Maybe it’s because I woke up this way. If I had been awake, I never would presume to reach over and touch his calf, but since it happened unconsciously, somehow this feels permissible to me. The muscles are long and fibrous, and they undulate beneath my hand. Barely awake and moving on instinct, I reach up to just above his knee to feel his thigh.
Doug stirs and my heart elevators to my throat. I remain motionless, my hand gently cupping the chunk of muscle, which is hard to the touch, even though he’s relaxed. My breath stills, as if to compensate for the percussion solo of my heart. Then, at tai chi speed, I slide my hand up his thigh. I don’t know why I’m so emboldened, but it feels like such a natural thing to do, so inevitable.
I’m halfway up when I feel Doug’s hand on top of my own, his long fingers like tentacles.
He’s awake.
He’s awake.
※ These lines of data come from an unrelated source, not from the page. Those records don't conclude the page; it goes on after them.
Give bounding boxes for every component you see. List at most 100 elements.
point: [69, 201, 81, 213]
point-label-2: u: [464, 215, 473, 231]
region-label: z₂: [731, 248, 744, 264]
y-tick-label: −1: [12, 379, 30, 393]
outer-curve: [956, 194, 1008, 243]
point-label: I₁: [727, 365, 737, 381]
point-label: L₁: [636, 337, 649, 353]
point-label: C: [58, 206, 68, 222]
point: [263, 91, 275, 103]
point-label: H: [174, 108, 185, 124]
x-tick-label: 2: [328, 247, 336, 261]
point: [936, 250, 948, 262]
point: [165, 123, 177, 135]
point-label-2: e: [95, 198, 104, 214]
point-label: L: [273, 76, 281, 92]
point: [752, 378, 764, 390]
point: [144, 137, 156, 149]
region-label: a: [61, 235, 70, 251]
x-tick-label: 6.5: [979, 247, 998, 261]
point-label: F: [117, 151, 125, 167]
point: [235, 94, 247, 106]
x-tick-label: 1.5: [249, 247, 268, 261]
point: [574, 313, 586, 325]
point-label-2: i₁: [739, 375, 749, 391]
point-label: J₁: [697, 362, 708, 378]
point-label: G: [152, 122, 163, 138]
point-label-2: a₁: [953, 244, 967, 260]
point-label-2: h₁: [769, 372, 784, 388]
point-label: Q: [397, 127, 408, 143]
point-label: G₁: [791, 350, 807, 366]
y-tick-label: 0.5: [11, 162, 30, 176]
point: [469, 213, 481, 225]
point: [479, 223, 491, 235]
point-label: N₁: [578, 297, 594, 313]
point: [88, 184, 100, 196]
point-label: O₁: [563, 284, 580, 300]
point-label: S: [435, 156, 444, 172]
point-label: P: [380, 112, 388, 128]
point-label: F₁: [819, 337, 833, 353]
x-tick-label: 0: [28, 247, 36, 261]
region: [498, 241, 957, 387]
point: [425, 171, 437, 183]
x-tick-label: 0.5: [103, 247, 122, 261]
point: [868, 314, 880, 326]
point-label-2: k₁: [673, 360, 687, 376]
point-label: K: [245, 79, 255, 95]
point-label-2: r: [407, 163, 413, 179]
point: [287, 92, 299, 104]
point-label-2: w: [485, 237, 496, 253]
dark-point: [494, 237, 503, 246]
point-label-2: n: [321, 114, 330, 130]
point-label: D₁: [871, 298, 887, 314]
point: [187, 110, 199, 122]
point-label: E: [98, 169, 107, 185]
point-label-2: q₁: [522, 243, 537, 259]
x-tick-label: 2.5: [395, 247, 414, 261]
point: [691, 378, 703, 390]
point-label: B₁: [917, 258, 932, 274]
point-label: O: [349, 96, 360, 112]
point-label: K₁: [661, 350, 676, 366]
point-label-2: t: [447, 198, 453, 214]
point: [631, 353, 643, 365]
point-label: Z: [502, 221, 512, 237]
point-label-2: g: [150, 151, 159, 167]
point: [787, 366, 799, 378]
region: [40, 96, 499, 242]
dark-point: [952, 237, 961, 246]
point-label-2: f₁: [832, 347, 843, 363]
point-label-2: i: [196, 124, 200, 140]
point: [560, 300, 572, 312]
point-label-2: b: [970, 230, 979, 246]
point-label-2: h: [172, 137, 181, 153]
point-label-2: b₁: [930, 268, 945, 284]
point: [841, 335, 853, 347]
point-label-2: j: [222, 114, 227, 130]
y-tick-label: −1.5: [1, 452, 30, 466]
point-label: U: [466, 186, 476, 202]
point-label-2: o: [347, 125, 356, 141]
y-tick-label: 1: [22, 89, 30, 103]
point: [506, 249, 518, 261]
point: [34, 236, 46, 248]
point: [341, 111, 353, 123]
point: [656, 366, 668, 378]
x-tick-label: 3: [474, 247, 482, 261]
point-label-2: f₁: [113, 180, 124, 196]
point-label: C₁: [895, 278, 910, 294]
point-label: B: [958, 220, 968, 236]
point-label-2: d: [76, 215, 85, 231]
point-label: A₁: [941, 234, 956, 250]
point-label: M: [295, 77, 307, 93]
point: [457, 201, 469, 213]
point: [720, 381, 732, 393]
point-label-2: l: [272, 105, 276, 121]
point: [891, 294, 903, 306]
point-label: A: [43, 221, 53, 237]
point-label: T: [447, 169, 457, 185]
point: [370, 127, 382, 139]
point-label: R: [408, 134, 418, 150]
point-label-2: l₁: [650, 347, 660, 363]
He’s awake. He’s awake. My nerves are rubber bands, stretched to the point of snapping.
Rather than swat me away with disgust, he gently moves my hand.
Back to his calf.
That’s right, back to his calf.
The message is clear:
Not so fast
. Or
Not yet
. Or
Not now
. Okay, maybe the message isn’t clear, but it’s not
Get away from me, you fag
, so I’m encouraged enough to try again. Portioning his body in my mind like a butcher, I make a tactical maneuver, lifting my hand off his calf and placing it directly on his upper thigh. No creeping up this time, no fondling. Just lay it right there.